Death Saving Throw Success and Failure

r
d&d
Published

September 8, 2023

In Dungeons and Dragons, a character who loses all of their hit points is knocked unconscious. After that, they roll dice to see if they die permanently or if they stabilize. Each turn, they roll a 20-sided die (a d20). A 10 or higher is a success, and a 9 or lower is a failure. Three successes stabilizes you, and three failures kills you permanently. The probability of success in any individual roll is 55%, but what is the probability of success on the whole series of rolls? To answer this, I’ll do a quick simulation.

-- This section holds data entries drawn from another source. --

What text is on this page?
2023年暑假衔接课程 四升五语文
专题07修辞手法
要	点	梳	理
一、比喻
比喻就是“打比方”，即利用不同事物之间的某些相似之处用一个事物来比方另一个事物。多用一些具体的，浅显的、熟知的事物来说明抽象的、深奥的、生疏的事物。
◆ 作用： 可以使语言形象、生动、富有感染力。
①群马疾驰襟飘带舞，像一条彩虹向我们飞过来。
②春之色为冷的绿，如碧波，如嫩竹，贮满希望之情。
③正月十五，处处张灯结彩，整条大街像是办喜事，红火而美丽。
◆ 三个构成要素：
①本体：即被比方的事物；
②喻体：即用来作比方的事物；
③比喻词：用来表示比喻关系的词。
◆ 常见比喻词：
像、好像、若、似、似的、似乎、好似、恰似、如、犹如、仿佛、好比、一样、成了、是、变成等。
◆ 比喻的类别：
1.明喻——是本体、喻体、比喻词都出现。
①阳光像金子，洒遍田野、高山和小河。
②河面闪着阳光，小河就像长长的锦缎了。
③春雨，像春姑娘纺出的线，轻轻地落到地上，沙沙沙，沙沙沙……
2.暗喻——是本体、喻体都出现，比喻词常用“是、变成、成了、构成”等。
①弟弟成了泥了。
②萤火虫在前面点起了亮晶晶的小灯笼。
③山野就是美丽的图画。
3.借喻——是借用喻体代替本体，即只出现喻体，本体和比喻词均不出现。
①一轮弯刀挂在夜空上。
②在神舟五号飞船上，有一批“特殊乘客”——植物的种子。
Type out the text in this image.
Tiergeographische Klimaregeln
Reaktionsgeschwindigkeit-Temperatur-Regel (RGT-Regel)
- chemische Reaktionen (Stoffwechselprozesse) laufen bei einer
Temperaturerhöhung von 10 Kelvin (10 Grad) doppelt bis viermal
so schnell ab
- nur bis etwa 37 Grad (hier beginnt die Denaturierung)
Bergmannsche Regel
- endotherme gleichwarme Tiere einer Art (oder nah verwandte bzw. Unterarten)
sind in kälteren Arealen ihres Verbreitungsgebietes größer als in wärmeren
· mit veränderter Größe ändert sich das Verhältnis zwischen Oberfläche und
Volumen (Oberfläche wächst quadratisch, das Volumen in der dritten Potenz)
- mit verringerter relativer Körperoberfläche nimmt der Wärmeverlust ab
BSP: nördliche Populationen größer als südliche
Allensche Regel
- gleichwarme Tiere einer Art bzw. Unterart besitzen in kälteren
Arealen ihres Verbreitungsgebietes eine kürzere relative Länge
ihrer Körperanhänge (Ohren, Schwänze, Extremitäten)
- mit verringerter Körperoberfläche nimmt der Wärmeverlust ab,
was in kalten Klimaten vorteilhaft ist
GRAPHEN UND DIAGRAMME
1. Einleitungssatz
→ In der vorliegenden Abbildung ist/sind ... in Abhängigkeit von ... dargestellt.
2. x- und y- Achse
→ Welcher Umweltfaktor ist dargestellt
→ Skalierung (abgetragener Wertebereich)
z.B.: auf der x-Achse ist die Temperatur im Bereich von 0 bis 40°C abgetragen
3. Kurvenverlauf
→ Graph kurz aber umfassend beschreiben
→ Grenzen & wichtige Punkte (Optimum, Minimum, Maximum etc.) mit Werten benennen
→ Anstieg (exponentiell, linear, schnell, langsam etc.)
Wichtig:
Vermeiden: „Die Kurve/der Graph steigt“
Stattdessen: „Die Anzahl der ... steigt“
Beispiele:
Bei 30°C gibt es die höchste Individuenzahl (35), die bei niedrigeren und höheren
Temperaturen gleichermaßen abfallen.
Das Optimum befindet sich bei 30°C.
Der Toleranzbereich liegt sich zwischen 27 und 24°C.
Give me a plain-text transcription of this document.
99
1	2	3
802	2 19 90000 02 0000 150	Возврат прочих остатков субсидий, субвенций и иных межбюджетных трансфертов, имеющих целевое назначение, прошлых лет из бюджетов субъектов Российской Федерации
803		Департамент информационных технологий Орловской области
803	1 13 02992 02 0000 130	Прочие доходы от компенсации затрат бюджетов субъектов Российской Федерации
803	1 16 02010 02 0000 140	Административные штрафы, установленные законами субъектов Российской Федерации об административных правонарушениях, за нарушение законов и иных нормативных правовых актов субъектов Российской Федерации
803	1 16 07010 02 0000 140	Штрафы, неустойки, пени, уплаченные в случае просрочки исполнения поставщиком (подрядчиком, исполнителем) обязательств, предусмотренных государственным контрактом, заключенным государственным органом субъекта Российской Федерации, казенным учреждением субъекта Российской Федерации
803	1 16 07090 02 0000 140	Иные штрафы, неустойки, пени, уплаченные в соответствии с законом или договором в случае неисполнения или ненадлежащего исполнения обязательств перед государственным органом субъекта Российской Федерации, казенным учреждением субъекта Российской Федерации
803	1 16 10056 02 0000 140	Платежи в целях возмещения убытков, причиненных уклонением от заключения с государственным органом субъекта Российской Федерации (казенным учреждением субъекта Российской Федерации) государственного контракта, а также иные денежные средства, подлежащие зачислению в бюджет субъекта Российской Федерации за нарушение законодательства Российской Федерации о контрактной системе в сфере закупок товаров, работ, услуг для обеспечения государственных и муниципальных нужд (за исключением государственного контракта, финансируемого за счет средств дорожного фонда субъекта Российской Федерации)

Because we’re dealing with random numbers, I will set.seed() to ensure replicability.

set.seed(20230908)

For a single trial:

failures <- 0
successes <- 0
while (failures < 3 && successes < 3) {
  roll <- sample(1:20, 1)
  print(paste("Roll:", roll))
  if (roll < 10) {
    failures <- failures + 1
  } else {
    successes <- successes + 1
  }
  print(paste("Successes:", successes))
  print(paste("Failures:", failures))
}
[1] "Roll: 18"
[1] "Successes: 1"
[1] "Failures: 0"
[1] "Roll: 11"
[1] "Successes: 2"
[1] "Failures: 0"
[1] "Roll: 20"
[1] "Successes: 3"
[1] "Failures: 0"

Brilliant, I’m alive!

But now we want to repeat that many, many times to calculate the probability of success. I’m going to populate a vector called outcomes with whether each trial resulted in a success – TRUE means three successful saves, FALSE means three failed saves.

n <- 1e6

outcomes <- replicate(n, {
  failures <- 0
  successes <- 0
  while (failures < 3 && successes < 3) {
    roll <- sample(1:20, 1)
    if (roll < 10) {
      failures <- failures + 1
    } else {
      successes <- successes + 1
    }
  }
  successes == 3
})

mean(outcomes)
[1] 0.592789

After one million repetitions, it looks like the probability of success is about 59%. Better than 50-50, but still…not great when you’re talking life and death.